Not that I got to do that for very long. Back when I was in 4th grade, I'd informed the mother's husband that he would NOT be hitting me anymore. He didn't, but this meant I was subject to other punishments. Chief among them was removing anything I valued from my possession at the smallest of infractions. Soon after that Christmas, my boombox was taken from me. I couldn't watch tv. I couldn't even just hang out in my room, which complicated things because you could basically see the tv from every public space. Abusive asshats rarely make any sense.

By the time I was in 6th grade, I'd learned to roll with the narcissism. It helped that he'd recently failed utterly out of college and now did not one thing at all of use.

One day while I was in the living room trying to avoid the tv with my eyes while I read, evil mother's husband started in on how all the musicians I liked were gay.

"They're not," I told him. Then told his ugly, pasty, fatass that those men would always have more women than he ever would.

He got up and tried to hit me. I caught his arm and dug in my nails.
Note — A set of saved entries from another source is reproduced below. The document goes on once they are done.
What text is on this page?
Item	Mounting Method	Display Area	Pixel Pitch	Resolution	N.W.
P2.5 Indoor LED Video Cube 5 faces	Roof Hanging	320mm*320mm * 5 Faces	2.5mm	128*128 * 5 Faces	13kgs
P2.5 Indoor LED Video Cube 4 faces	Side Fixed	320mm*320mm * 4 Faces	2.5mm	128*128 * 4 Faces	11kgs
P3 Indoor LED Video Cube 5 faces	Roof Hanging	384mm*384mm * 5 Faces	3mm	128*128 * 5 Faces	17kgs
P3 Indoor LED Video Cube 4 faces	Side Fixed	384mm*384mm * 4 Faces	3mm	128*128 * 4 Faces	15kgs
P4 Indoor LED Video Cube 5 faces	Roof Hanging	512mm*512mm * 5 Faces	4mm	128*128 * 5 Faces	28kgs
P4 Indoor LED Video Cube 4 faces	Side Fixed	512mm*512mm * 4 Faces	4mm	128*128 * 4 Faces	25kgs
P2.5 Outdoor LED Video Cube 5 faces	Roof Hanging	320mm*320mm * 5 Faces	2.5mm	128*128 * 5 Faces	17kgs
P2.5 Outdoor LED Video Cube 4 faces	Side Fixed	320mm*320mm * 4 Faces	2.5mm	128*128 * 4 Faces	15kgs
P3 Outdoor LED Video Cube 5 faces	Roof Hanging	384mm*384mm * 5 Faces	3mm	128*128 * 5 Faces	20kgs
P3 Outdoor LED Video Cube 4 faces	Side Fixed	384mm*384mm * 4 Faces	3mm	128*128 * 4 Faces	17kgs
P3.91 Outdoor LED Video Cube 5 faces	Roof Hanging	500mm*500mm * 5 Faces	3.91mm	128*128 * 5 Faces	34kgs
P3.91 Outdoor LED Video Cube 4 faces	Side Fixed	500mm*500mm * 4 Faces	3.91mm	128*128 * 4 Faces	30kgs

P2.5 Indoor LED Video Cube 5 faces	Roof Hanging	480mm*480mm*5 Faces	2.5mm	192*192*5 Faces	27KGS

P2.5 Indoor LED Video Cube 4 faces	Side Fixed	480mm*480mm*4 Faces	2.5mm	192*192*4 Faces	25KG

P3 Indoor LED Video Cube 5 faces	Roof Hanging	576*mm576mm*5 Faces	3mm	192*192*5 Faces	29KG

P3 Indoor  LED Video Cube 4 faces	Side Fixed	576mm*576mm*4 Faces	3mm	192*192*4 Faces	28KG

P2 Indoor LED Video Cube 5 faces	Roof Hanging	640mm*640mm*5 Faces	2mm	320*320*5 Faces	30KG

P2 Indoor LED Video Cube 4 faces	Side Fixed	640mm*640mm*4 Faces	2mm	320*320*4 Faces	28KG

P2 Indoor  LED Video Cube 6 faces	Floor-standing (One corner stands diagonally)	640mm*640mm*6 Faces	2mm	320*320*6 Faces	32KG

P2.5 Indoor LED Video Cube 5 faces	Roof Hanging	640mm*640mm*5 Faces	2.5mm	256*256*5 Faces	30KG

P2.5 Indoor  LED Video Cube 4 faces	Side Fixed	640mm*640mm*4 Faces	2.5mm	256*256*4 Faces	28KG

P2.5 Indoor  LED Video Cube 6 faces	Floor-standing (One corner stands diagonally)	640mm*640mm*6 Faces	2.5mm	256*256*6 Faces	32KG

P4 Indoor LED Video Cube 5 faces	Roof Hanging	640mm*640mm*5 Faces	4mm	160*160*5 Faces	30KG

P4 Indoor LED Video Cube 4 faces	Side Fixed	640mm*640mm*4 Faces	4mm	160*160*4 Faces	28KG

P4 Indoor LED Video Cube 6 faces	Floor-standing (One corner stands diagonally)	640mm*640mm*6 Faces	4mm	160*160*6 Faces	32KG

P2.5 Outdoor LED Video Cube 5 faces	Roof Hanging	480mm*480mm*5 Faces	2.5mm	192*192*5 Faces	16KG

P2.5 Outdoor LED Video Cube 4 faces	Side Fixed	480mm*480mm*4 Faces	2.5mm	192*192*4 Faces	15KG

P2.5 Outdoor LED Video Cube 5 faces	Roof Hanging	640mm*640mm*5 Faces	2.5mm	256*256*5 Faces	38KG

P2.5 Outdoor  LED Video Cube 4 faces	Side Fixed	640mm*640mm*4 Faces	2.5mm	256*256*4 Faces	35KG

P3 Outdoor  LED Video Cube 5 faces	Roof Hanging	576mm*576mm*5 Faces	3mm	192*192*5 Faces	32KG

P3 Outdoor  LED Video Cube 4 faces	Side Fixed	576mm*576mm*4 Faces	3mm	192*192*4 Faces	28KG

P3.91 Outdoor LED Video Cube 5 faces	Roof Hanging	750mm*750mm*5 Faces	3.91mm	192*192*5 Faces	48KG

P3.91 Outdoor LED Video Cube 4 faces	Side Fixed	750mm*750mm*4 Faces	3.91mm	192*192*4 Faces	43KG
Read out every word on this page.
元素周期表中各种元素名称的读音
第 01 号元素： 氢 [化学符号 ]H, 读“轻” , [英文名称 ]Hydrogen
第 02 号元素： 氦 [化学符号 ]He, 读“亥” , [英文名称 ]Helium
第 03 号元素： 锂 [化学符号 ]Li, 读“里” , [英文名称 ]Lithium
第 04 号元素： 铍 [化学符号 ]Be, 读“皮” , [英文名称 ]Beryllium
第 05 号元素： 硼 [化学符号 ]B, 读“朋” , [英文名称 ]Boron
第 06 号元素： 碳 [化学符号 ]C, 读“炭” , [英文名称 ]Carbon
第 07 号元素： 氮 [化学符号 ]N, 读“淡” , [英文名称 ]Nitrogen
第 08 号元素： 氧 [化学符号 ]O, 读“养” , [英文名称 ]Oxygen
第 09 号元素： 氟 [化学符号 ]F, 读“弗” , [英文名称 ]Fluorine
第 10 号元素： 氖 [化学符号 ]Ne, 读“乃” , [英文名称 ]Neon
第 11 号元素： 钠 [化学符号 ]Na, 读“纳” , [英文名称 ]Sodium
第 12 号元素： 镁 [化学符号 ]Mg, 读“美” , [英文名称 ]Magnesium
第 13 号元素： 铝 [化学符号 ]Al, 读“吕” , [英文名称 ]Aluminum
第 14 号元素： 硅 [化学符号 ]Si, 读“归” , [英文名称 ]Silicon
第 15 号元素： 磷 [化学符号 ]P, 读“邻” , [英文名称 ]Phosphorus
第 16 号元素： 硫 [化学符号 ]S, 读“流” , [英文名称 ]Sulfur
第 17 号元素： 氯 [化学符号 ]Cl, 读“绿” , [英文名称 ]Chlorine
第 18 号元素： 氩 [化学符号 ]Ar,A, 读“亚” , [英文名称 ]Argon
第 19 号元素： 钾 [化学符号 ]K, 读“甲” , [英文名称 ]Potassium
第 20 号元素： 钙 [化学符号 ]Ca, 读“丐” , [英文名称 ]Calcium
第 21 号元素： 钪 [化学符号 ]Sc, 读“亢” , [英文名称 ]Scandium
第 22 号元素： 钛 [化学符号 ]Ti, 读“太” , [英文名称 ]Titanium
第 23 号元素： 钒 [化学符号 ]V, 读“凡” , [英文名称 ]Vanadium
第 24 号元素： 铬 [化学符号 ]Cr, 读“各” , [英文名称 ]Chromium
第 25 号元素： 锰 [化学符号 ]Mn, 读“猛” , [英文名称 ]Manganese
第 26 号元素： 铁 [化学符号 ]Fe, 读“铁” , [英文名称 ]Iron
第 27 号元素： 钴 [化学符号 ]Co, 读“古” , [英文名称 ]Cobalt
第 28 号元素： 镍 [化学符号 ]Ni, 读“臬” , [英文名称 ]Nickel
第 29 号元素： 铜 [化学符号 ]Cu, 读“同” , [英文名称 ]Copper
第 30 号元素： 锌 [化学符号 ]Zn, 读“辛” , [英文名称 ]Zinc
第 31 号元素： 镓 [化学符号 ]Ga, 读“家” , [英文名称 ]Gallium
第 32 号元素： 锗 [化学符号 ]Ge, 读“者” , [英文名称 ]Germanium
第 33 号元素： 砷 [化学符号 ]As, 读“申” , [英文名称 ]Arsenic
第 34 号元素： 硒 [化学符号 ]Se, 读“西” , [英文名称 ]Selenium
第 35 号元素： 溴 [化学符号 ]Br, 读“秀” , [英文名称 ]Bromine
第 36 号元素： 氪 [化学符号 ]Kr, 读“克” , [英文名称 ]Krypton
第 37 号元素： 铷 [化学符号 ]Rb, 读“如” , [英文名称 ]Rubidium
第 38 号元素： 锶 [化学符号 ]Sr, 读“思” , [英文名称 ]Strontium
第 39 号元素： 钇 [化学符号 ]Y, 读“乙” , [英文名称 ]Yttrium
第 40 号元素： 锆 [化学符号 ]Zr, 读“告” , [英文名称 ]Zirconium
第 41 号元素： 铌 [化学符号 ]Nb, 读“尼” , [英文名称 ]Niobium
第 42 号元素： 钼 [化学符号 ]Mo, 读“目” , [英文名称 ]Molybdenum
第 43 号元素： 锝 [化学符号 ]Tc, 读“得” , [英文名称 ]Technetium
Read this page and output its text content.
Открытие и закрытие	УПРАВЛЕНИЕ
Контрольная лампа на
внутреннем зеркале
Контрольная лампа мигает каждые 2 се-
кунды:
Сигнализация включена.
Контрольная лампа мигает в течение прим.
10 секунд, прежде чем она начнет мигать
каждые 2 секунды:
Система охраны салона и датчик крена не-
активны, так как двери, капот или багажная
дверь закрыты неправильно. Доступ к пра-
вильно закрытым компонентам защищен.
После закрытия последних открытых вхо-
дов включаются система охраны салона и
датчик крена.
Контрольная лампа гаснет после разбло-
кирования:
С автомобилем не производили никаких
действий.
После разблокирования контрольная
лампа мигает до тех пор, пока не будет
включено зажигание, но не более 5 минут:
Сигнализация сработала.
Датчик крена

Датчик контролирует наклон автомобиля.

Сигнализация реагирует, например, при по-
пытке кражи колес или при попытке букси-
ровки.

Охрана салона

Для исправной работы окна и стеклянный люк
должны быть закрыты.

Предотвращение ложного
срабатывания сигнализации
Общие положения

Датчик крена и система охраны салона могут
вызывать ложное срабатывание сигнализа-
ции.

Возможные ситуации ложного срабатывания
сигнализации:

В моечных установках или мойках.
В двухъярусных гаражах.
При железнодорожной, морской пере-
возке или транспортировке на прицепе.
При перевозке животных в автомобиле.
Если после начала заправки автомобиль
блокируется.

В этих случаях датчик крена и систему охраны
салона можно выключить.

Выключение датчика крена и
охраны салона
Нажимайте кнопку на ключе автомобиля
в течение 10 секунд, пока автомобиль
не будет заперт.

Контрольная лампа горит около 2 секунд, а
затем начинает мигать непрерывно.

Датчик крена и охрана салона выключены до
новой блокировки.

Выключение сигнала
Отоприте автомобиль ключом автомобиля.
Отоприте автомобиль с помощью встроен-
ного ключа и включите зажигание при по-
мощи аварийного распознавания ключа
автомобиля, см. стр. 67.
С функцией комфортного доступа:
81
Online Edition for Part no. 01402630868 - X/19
He was an adult, I was 12, but I would not be harmed by this creature. I kept sinking my nails in, my eyes locked with his, showing him no fear and no respect because those were two of the things he craved.

He pulled his arm away, blood was on my fingers. I thought he was going to the bathroom to deal with his wounds, but instead, he went into my room. He came out with my Rio album and broke it.

Time stopped. I got very calm, like some new level of power was settling in me. I could feel my mouth twisting into a smile, a bigger smile than I ever smiled. It wasn't pleasant kind of smile. He asked me what I thought of what he just did, with that smug 'yeah, I'm still in charge' tone that I would hate from people for the rest of my life.

"Right now, nothing." My eyes moved to the ladder used to access the attic where he and my mother slept. "But you have to go to sleep eventually and the tools are down here."

Okay, admittedly, I probably had no idea how to use tools on a ladder in a way that would either rig it for him to fall or trap him up there forever, but my tone must have convinced him I did. I have no idea if he told my mom or what he may have done to her. For all I know, she could have been watching the whole thing and just cowering in a corner. One of them must have had a moment of clarity though because she soon took my brother and me away from him and ended the marriage.

No one has ever hit me again.

Thank you to: Prince for being Prince

The Lesson Learned: Fortune favors the bold, even the TOO bold.

I'll never presume to know everyone's situation and so I won't say that what works for me would work in every case. However, I know that in my life, when I have told people what I would and would not tolerate, things have been better for me. I will always be the one to grab the arm that is trying to hit me and dig my nails in as deep as I can, to the bone if needed. While I do this, I will look the monster in the eye and show them my immortal, indomitable soul so they understand how impossible this is for them. In the situations where this has been required, the monsters were soon gone.

Also, my mom never forgave me for ruining her marriage and tried to guilt me about this when she felt I was ruining her next horrible marriage.

I am never going to feel guilty about destroying awful things. People think destruction is always bad, but it isn't. Destruction, like creation, is a tool open to all people, one we use to survive. It's powerful and you have to be careful with it, but it is necessary.